Why is my training error going up?

Why is my training error going up? I have made the learning rate very low, but this has not helped.

(I was having difficulty getting the hidden state to work. Maybe there’s a mistake there that is now causing the growing training error?)

import torch
import torch.nn as nn

import seaborn as sns
import numpy as np
import pandas as pd
import matplotlib.pyplot as plt
from sklearn.metrics import mean_squared_error
# formula to create input sequences and scalar labels

def create_inout_sequences(input_data, tw):
    inout_seq = []
    L = len(input_data)
    for i in range(L-tw):
        train_seq = input_data[i:i+tw]
        train_label = input_data[i+tw:i+tw+1]
        inout_seq.append((train_seq ,train_label))
    return inout_seq
# create input sequences and scalar labels from data

# create random data that mimics actual data I am using
sampl = np.random.uniform(low=-3, high=3, size=(50,))
sampl.astype(np.float64)

# data
train_data_normalized = sampl.copy()

# convert data into tensors
train_data_normalized = torch.FloatTensor(train_data_normalized).view(-1)

# seq length
train_window = 10

# generate input sequences and scalar labels
train_inout_seq = create_inout_sequences(train_data_normalized, train_window)
class GRU(nn.Module):
    def __init__(self, input_size=1, hidden_layer_size=32, output_size=1, n_layers=2):
        super().__init__()
        
        self.hidden_layer_size = hidden_layer_size

        self.gru = nn.GRU(input_size, hidden_layer_size, n_layers)

        self.linear = nn.Linear(hidden_layer_size, output_size)

        self.hidden_cell = torch.stack((torch.zeros(1,1,self.hidden_layer_size),
                                        torch.zeros(1,1,self.hidden_layer_size)))

    def forward(self, input_seq):
        gru_out, self.hidden_cell = self.gru(input_seq.view(len(input_seq) ,1, -1), self.hidden_cell)
        predictions = self.linear(gru_out.view(len(input_seq), -1))
        return predictions[-1]
model = GRU()

print(model)

# loss and optimization functions
loss_function = nn.MSELoss()
optimizer = torch.optim.Adam(model.parameters(), lr=0.0002)
epochs = 10

for i in range(epochs):
    for seq, labels in train_inout_seq:
        
        optimizer.zero_grad()
        
        # reset hidden state
        model.hidden_cell = torch.stack((torch.zeros(1, 1, model.hidden_layer_size),
                                         torch.zeros(1, 1, model.hidden_layer_size)))
        
        # get rid of the 2nd dimension of hidden state to reduce hidden state from 4-d to 3-d
        # from (2, 1, 1, 32) to (2, 1, 32)
        model.hidden_cell = model.hidden_cell.squeeze(2)

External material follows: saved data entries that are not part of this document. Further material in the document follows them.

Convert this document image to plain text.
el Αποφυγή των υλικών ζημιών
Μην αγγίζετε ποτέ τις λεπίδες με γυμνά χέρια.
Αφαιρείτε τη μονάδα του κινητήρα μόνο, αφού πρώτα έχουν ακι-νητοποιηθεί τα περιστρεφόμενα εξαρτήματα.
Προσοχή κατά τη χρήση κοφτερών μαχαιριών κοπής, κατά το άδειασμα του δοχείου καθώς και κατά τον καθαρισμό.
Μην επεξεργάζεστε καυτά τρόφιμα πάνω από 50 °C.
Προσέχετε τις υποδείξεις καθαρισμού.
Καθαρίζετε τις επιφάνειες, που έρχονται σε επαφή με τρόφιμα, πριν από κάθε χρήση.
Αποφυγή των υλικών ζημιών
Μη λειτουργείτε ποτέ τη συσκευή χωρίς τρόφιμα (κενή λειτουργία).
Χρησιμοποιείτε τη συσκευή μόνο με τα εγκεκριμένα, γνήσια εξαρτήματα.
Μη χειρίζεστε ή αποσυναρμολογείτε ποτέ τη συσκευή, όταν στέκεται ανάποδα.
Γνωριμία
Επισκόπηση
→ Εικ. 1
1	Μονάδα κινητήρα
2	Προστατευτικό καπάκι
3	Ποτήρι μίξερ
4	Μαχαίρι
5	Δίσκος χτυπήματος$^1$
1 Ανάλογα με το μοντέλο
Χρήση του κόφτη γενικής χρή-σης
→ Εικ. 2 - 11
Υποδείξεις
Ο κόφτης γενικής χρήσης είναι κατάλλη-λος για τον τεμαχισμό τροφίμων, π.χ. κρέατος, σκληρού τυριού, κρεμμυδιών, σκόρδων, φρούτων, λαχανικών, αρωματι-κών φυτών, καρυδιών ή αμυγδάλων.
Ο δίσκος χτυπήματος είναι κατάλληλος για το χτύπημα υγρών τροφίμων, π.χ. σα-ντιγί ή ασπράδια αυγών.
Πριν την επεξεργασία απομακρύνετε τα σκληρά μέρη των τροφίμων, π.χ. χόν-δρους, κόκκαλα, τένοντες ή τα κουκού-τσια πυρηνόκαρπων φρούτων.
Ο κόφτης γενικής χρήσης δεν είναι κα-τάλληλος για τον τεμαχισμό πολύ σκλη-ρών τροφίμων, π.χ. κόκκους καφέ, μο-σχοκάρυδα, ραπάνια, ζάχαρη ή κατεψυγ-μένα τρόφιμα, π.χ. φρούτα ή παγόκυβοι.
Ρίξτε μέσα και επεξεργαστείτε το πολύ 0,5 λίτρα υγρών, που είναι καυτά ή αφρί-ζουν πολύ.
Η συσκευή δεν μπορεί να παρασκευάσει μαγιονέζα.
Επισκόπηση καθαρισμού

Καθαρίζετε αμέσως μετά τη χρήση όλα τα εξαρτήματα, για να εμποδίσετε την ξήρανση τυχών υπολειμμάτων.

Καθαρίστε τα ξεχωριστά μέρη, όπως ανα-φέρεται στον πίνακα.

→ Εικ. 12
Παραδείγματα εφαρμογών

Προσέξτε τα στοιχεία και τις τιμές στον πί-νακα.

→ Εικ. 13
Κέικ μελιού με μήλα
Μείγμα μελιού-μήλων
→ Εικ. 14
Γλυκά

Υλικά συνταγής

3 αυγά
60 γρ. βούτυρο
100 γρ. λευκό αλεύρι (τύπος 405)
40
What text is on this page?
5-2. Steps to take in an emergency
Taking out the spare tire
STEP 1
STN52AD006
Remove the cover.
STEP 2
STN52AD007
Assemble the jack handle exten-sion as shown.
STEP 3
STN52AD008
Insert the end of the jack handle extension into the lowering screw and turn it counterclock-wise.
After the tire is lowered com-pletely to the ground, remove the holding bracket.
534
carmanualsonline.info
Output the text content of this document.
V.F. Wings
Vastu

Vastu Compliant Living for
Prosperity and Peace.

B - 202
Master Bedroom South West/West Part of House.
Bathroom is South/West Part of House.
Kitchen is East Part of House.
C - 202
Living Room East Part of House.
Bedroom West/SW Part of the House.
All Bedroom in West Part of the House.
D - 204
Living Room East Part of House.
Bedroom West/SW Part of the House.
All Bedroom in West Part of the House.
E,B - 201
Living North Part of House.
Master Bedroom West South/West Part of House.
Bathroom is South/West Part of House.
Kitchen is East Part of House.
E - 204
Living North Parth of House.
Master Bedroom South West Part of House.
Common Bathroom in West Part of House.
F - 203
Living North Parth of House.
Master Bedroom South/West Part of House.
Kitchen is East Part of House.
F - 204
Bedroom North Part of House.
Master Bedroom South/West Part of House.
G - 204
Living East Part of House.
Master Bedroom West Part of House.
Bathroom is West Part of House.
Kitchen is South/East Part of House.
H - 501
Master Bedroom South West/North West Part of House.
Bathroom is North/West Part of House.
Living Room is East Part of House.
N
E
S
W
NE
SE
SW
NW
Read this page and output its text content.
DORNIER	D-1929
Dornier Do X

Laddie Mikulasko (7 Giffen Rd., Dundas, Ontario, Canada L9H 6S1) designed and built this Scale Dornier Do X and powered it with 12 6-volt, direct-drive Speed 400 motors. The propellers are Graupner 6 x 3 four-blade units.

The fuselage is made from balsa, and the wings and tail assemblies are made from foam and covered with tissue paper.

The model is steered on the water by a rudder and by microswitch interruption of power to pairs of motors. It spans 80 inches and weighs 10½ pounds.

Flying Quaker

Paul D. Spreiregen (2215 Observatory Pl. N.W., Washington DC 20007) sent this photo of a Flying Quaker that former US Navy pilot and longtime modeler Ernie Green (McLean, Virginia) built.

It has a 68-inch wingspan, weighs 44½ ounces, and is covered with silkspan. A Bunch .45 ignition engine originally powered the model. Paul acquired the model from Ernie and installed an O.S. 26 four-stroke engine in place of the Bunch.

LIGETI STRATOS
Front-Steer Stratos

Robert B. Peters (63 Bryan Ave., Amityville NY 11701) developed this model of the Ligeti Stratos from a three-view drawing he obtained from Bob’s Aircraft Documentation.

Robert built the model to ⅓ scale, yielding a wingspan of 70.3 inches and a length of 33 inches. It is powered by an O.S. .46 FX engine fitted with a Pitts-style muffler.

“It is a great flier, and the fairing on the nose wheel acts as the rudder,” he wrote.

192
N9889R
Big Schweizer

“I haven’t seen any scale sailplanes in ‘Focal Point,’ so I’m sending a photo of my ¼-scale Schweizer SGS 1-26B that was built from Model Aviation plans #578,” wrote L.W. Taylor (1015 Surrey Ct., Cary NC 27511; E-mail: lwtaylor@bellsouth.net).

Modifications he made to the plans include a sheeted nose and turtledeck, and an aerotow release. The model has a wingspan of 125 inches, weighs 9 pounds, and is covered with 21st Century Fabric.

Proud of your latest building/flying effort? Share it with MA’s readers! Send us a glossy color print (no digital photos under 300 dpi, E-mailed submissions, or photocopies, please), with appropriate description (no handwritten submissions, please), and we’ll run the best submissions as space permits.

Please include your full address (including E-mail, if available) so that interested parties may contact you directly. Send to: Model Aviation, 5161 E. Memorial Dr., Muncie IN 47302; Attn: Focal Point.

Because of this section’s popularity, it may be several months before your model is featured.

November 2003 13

        y_pred = model(seq)

        single_loss = loss_function(y_pred, labels)
        
        single_loss.backward()
        
        # clip gradient to prevent exploding gradient
        nn.utils.clip_grad_norm_(model.parameters(), 5)
        
        optimizer.step()

    if i%2 == 0:
        print(f'epoch: {i:3} loss: {single_loss.item():10.8f}')

print(f'epoch: {i:3} loss: {single_loss.item():10.10f}')
print("Finished training")

How do I prevent training error from going up after epoch 4?

epoch:   0 loss: 0.00021652
epoch:   2 loss: 0.00008253
epoch:   4 loss: 0.00004190
epoch:   6 loss: 0.00006440
epoch:   8 loss: 0.00010042
epoch:  10 loss: 0.00012543
epoch:  12 loss: 0.00014364
epoch:  14 loss: 0.00015832
epoch:  16 loss: 0.00017104
epoch:  18 loss: 0.00018215
epoch:  20 loss: 0.00019215
epoch:  22 loss: 0.00020187
epoch:  24 loss: 0.00021184
epoch:  26 loss: 0.00022200
epoch:  28 loss: 0.00023253
epoch:  29 loss: 0.0002379434

Why do you only return the last index in your forward?

the model predicts the next value (scalar), not an entire sequence

UPDATE:

I figured out what was wrong w/ the hidden state… I had two hidden states. I should have had only one since it’s a GRU.

The training error still increases during training so still looking for a answer for that.

self.hidden_cell = torch.zeros(1, 1, self.hidden_layer_size)
model.hidden_cell = torch.zeros(1, 1, model.hidden_layer_size)

UPDATE 2:

By reducing the number of GRU layers from 2 to 1, the model is training well. I don’t understand why the training error would go up with a more complex model - shouldn’t it at worst level off? Any advise for why this might have happened would be appreciated.